Some time before Wilkinson's decision was known in Canada, de Salaberry had written to O'Sullivan to say, among other things, "Hampton's retreat is a most fortunate circumstance for this province. I think t'would have been difficult to have managed both armies." Little did de Salaberry realize that he had, in fact, quite probably handled them both,3 for his sturdy defence along the Châteauguay had not only caused Hampton to retire but provided Wilkinson with the excuse to do so as well.

To Canadians there were very distinct feelings generated by the victory at Châteauguay, beside the immediate ones of escape from the peril of invasion.

The affair near the lines, at the River Châteauguay, is the first in which any considerable number of the natives of this Province have been engaged with the Americans since the war. In this case, the whole of our force, with a very few exceptions, from the commander downwards, were Canadians. The General Order issued on the subject, shew that the result has been such as was expected from the former character of the people, and the zeal which they have repeatedly shewn for the defence of their country. We are informed, upon authority which we deem unexceptionable, that the enemy lost about 100 men killed in this affair while we lost only 5. This, together with the repulse of the enemy, is incontestable proof of good officers and good soldiers. A few experiments of this kind, will probably convince the Americans that their project of conquering this Province is premature.

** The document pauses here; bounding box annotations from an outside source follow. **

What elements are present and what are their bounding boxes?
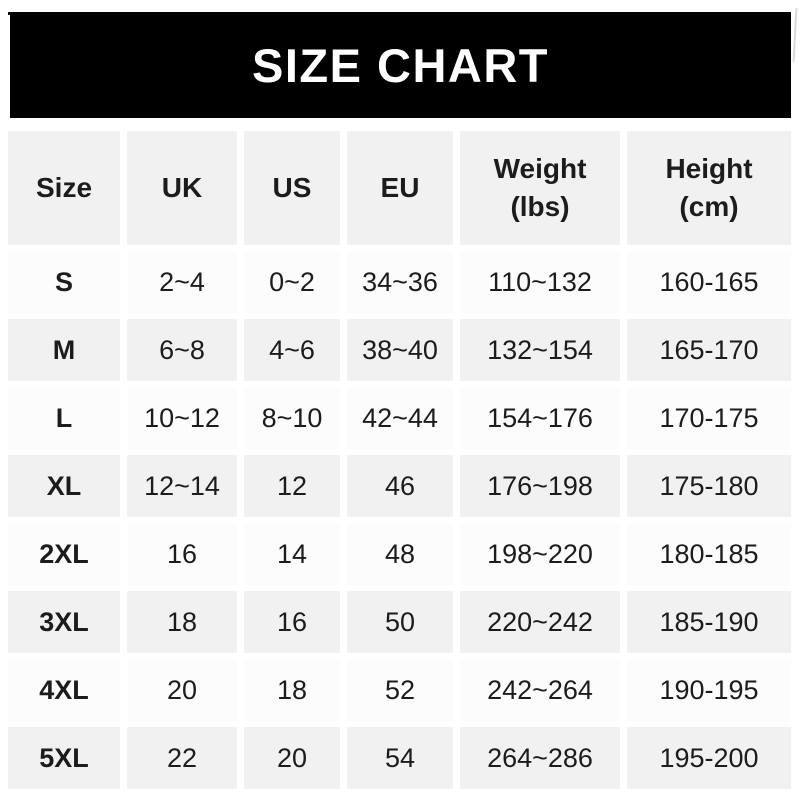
table-cell: 34~36 (347, 251, 453, 313)
table-cell: 190-195 (627, 659, 791, 721)
table-cell: 42~44 (347, 387, 453, 449)
header-cell-eu: EU (347, 131, 453, 245)
header-cell-height: Height (cm) (627, 131, 791, 245)
table-cell: 132~154 (460, 319, 620, 381)
size-cell: 4XL (8, 659, 120, 721)
table-cell: 0~2 (244, 251, 340, 313)
size-cell: S (8, 251, 120, 313)
table-cell: 165-170 (627, 319, 791, 381)
title-banner: SIZE CHART (10, 12, 791, 118)
table-cell: 54 (347, 727, 453, 789)
size-cell: M (8, 319, 120, 381)
table-cell: 12 (244, 455, 340, 517)
table-cell: 198~220 (460, 523, 620, 585)
size-chart-table: Size UK US EU Weight (lbs) Height (cm) S… (8, 131, 791, 789)
header-cell-us: US (244, 131, 340, 245)
size-cell: 2XL (8, 523, 120, 585)
table-cell: 154~176 (460, 387, 620, 449)
header-label: Weight (493, 153, 587, 185)
table-cell: 12~14 (127, 455, 237, 517)
table-cell: 170-175 (627, 387, 791, 449)
table-cell: 195-200 (627, 727, 791, 789)
table-cell: 176~198 (460, 455, 620, 517)
table-cell: 242~264 (460, 659, 620, 721)
table-cell: 220~242 (460, 591, 620, 653)
table-cell: 6~8 (127, 319, 237, 381)
header-cell-size: Size (8, 131, 120, 245)
size-cell: 5XL (8, 727, 120, 789)
table-cell: 180-185 (627, 523, 791, 585)
photo-edge-artifact (792, 7, 798, 63)
table-cell: 4~6 (244, 319, 340, 381)
table-cell: 14 (244, 523, 340, 585)
header-cell-weight: Weight (lbs) (460, 131, 620, 245)
table-cell: 16 (244, 591, 340, 653)
header-label: Size (35, 172, 93, 204)
table-cell: 18 (244, 659, 340, 721)
table-cell: 38~40 (347, 319, 453, 381)
header-label: UK (161, 172, 203, 204)
table-cell: 20 (127, 659, 237, 721)
table-cell: 110~132 (460, 251, 620, 313)
table-cell: 185-190 (627, 591, 791, 653)
table-cell: 48 (347, 523, 453, 585)
table-cell: 2~4 (127, 251, 237, 313)
top-crop-line (8, 12, 775, 15)
header-cell-uk: UK (127, 131, 237, 245)
header-label: EU (380, 172, 420, 204)
size-cell: 3XL (8, 591, 120, 653)
table-cell: 46 (347, 455, 453, 517)
page-title: SIZE CHART (252, 38, 549, 92)
size-cell: L (8, 387, 120, 449)
size-cell: XL (8, 455, 120, 517)
table-cell: 20 (244, 727, 340, 789)
header-sublabel: (lbs) (510, 191, 570, 222)
table-cell: 10~12 (127, 387, 237, 449)
header-label: Height (665, 153, 753, 185)
table-cell: 160-165 (627, 251, 791, 313)
table-cell: 8~10 (244, 387, 340, 449)
table-cell: 16 (127, 523, 237, 585)
table-cell: 22 (127, 727, 237, 789)
table-cell: 52 (347, 659, 453, 721)
header-label: US (272, 172, 312, 204)
table-cell: 50 (347, 591, 453, 653)
table-cell: 175-180 (627, 455, 791, 517)
table-cell: 18 (127, 591, 237, 653)
header-sublabel: (cm) (679, 191, 739, 222)
table-cell: 264~286 (460, 727, 620, 789)
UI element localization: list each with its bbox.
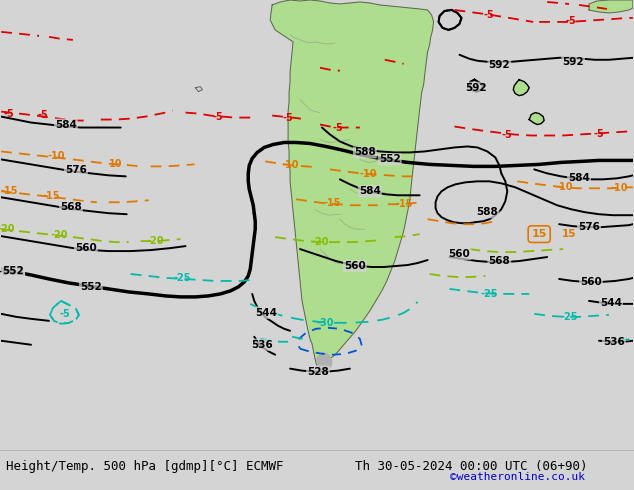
Text: 588: 588 [477,207,498,217]
Text: 536: 536 [603,337,624,347]
Text: -10: -10 [610,183,628,194]
Text: -5: -5 [502,129,513,140]
Text: 560: 560 [75,243,97,253]
Text: -5: -5 [37,110,48,120]
Text: -20: -20 [311,237,329,247]
Text: -5: -5 [4,109,15,119]
Text: -552: -552 [0,267,24,277]
Text: -20: -20 [0,224,15,234]
Text: 10: 10 [109,159,122,170]
Text: 544: 544 [600,298,622,308]
Polygon shape [270,0,434,367]
Text: 552: 552 [3,266,24,276]
Polygon shape [317,353,332,369]
Text: 588: 588 [354,147,376,157]
Text: ©weatheronline.co.uk: ©weatheronline.co.uk [450,472,585,482]
Text: -15: -15 [396,199,413,209]
Text: -5: -5 [484,10,495,20]
Text: 584: 584 [55,120,77,129]
Text: 568: 568 [488,256,510,266]
Text: 592: 592 [489,60,510,70]
Text: -15: -15 [42,191,60,201]
Text: 536: 536 [251,340,273,350]
Text: Height/Temp. 500 hPa [gdmp][°C] ECMWF: Height/Temp. 500 hPa [gdmp][°C] ECMWF [6,460,283,473]
Text: 576: 576 [578,222,600,232]
Text: 560: 560 [449,249,470,259]
Text: -15: -15 [323,198,340,208]
Text: -20: -20 [147,236,164,246]
Text: 560: 560 [580,277,602,287]
Text: -30: -30 [316,318,333,328]
Text: -10: -10 [47,151,65,161]
Text: 528: 528 [307,367,329,377]
Text: 592: 592 [465,83,487,93]
Text: -25: -25 [560,312,578,322]
Text: -10: -10 [555,182,573,192]
Polygon shape [529,113,544,124]
Text: 544: 544 [256,308,277,318]
Text: 15: 15 [531,229,547,239]
Text: 552: 552 [80,282,101,292]
Text: -5: -5 [333,122,343,132]
Text: -15: -15 [1,186,18,196]
Text: -5: -5 [283,113,294,122]
Text: -10: -10 [281,160,299,171]
Text: -5: -5 [60,309,70,319]
Text: 568: 568 [60,202,82,212]
Text: 560: 560 [344,261,366,271]
Text: 584: 584 [359,186,381,196]
Text: 576: 576 [65,165,87,175]
Text: 584: 584 [568,173,590,183]
Text: -5: -5 [213,112,224,122]
Text: 15: 15 [562,229,576,239]
Text: -10: -10 [359,170,377,179]
Text: 552: 552 [379,154,401,165]
Text: -5: -5 [566,16,576,26]
Polygon shape [589,0,633,13]
Text: -5: -5 [593,128,604,139]
Polygon shape [514,80,529,96]
Text: 592: 592 [562,57,584,67]
Text: -25: -25 [174,273,191,283]
Text: Th 30-05-2024 00:00 UTC (06+90): Th 30-05-2024 00:00 UTC (06+90) [355,460,588,473]
Text: -20: -20 [50,230,68,240]
Text: -25: -25 [481,289,498,299]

Clearly Châteauguay is a very real success in the protection of the country by an essentially Canadian defence force against a threatening army several times its size. The engagement earned de Salaberry's succinct comment that "This is certainly a most extraordinary affair."4

For the American public, which was ending the second year of lacklustre military efforts against Canada, the Wilkinson and Hampton failures paraded through the pages of unbelieving and finally cynical newspapers and periodicals, which carried the painful details of the recriminatory correspondence that seemed to lay blame on Armstrong's, Wilkinson's, and Hampton's heads in turn. The public careers of all three men were effectively finished, although Armstrong lasted until the burning of Washington. Thus, in the long run, the path was cleared for men of ability as opposed to men of influence in the American military structure. American military competence on the battlefield in 1814 would give these newer men the role and position they deserved far earlier.

In official American circles, new lessons had been learned. The British assault on Washington brought James Monroe to the secretary of war office. Monroe carefully considered the problem of the Canadian frontier, and, in concert with Major General Jacob Brown, determined in the spring of 1815 that any future campaign against Canada must come as a decisive, severing blow to the St. Lawrence artery.

If we secure the landing of a great force and beat them completely in the field at any point between Kingston and Montreal, or wherever we select, we shall be able to drive them into Quebec.

In effect, it had taken three years and the sobering effects of the Wilkinson-Hampton debacle to clearly etch a tactical policy which should have carried the day in American planning circles from the outset. Late as it was, the Monroe-Brown plan stood every chance of winning where Wilkinson and Hampton had lost. The Treaty of Ghent halted any such plans, but

Had the war continued it was the intention of the American government to have interrupted our Transport Communications by the St. Lawrence to the Lower Province in the event of which an attempt at inland conveyance must have been made, or we must have endeavoured to dislodge the enemy from the South Shore of the River by transferring one seat of War thither. The American general Brown, thinking secrecy no longer necessary, explained to me all that had been in contemplation for the ensuing campaign, which in my opinion would have answered their expectations.5

That those expectations had not been placed within the American grasp in 1813 had been due in no small way to the gallant defence on the Châteauguay River, Lower Canada, on Tuesday, 26 October 1813.